Questo inizio serve a Warlikowski, supportato dal suo fedele Dramaturg Christian Longchamp, a mettere in evidenza il parallelo tra madre e figlia: l’ossessione di Elettra per la vendetta del padre da compiersi mediante l’omicidio di Egisto e Clitemnestra, è la stessa di quest’ultima quando vuole vendicare la morte di Ifigenia, sacrificata da Agamennone per salpare verso Troia. La saga degli Atridi si presenta quindi come un baratro di sangue e vendetta senza fondo, ma il monologo di Eschilo in apertura appare anche come una visione della protagonista che rivive costantemente il momento in cui venne compiuto l’omicidio. Tale scelta può effettivamente risultare arbitraria, dato che fa perdere pregnanza a quell’incredibile accordo iniziale, eppure, nella forzatura, non si può negare che abbia una certa presa sullo spettatore.
A parte questa intrusione e l’ambientazione attualizzata, Warlikowski è assai fedele al libretto nel tessere i rapporti tra i personaggi, che appaiono totalmente disfunzionali, ognuno perso nel proprio universo di solitudine, accentuato tra l’altro dalle solite asettiche e modernissime scenografie di Małgorzata Szczęśniak. Quando questi uomini e donne provano a interagire, i risultati si fanno ancora più disastrosi e disarmanti, tanto che il finale è tutto tranne che una catarsi: Elettra impazzisce definitivamente, Oreste riesce solo a uccidere la madre, così che il resto del lavoro sporco tocca a Chrysothemis. Incredibile è infatti lo scavo fatto su questo personaggio, presentato inizialmente come avulso dall’inferno familiare e desideroso di riscatto, ma che risulta alla fine il vero collante di tutto: uccide Egisto, sistema i cadaveri dopo la mattanza, e salva Elettra dal suicidio, mentre il fratello fugge ossessionato dalle Erinni sotto forma di mosche, particolare dissonante in una scena pervasa dall’ossessione della pulizia tipica della nostra epoca. L’elemento scenico del bagno sottolinea infatti la voglia di purificazione dei personaggi, ma è allo stesso tempo simbolo del luogo dove fu ucciso Agamennone, così che il lavarsi sembra anche prefigurare le abluzioni delle vittime sacrificali.
Inutile dire che si tratta di uno spettacolo che si apprezza molto più dal vivo che in video, data la forte ricchezza di controscene e l’abilità incredibile di sfruttare uno spazio larghissimo come la Felsenreitschule, dove gli elementi scenici si muovono senza un rumore (come lo spettacolare il cubo/casa durante la mattanza), le luci cambiano a ritmi vertiginosi, e tutti gli interpreti sono calati nella propria parte alla perfezione.

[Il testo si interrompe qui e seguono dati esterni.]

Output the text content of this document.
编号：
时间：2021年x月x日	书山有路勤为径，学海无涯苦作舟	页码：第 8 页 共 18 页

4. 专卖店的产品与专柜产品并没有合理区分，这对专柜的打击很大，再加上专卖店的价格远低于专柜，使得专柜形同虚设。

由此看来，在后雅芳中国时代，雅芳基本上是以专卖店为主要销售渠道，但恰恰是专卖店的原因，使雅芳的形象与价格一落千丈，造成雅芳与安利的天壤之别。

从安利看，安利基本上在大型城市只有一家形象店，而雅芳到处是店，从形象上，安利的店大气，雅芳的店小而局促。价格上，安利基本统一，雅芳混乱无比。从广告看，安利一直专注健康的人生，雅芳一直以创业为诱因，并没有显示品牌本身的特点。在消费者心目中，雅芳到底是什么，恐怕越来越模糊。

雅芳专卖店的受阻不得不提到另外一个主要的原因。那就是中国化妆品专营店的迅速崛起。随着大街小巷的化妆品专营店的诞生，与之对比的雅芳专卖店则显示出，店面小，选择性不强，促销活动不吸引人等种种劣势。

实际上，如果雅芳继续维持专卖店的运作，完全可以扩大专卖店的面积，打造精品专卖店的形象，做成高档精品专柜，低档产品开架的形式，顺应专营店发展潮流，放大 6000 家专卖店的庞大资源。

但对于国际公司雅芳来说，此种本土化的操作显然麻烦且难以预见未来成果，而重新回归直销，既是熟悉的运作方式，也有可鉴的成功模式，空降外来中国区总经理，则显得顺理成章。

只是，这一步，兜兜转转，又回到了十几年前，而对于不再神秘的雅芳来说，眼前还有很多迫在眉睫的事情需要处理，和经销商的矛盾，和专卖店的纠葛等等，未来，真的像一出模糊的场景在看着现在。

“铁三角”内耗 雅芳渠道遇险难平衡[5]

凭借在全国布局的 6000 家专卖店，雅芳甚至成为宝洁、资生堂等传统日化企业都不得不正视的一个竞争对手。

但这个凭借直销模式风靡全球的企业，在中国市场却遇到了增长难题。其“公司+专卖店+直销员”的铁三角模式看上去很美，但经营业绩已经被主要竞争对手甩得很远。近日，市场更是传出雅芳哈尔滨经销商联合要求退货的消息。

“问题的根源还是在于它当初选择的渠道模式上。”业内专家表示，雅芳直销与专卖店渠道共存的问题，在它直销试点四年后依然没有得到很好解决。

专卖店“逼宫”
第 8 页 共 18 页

Ausrine Stundyte è una protagonista carismatica e dalla presenza scenica dirompente. Le manca tuttavia la voce per fare Elektra: i fiati sono corti, gli acuti sono assai pericolanti e spesso l’orchestra la sovrasta. Lotta con tutte le sue forze per stare a galla e alla fine certamente colpisce per la grinta con cui affronta un tale spettacolo, ma a conti fatti risulta alquanto affaticata, e per una volta si ringrazia che non vengano ripristinati i tagli di tradizione. Tanja Ariane Baumgartner è una Klytämnestra notevole: appartiene al filone delle madri di mezza età che fanno fatica ad ammettere che il tempo passa anche per loro, e si fa apprezzare nella sua scena grazie a un canto ben dispiegato ma mai forzato neanche nelle intenzioni.
La vera rivelazione di questa ripresa è tuttavia la Chrysothemis di Vida Miknevičiūtė, la quale non fa assolutamente rimpiangere la mancanza di Asmik Grigorian, che riprenderà il ruolo nelle ultime tre recite dopo averlo debuttato lo scorso anno in questa produzione. Miknevičiūtė non si fa intimorire dai costumi particolarmente succinti, vestendoli anzi con una disinvoltura unica, e al tempo stesso si mangia le difficoltà vocali della parte senza problemi. Non vi è salita all’acuto o parte più centralizzante che la metta in crisi, anzi la voce si espande in sala con facilità, connotata da un timbro leggermente metallico ma non privo di fascino.
Altro notevole cambio è l’Orest di Christopher Maltman, di cui ben si conoscono le doti attoriali, ma che qui mette in campo anche un bel registro basso, arricchito da una cura del fraseggio che dimostra ancora una volta la sua statura di artista. Ottimo poi è anche Michael Laurenz nel breve ma comunque non facile ruolo di Aegisth, affrontato senza cadere nel macchiettismo.
Tra i vari comprimari meritano di essere segnalati Jens Larsen, per il rilievo scenico dato al ruolo del vecchio servitore, e le ancelle di Monika Bohinec, Regine Hangler e Christina Gansch (quasi un lusso averla come quinta ancella), per la resa musicale assai cesellata.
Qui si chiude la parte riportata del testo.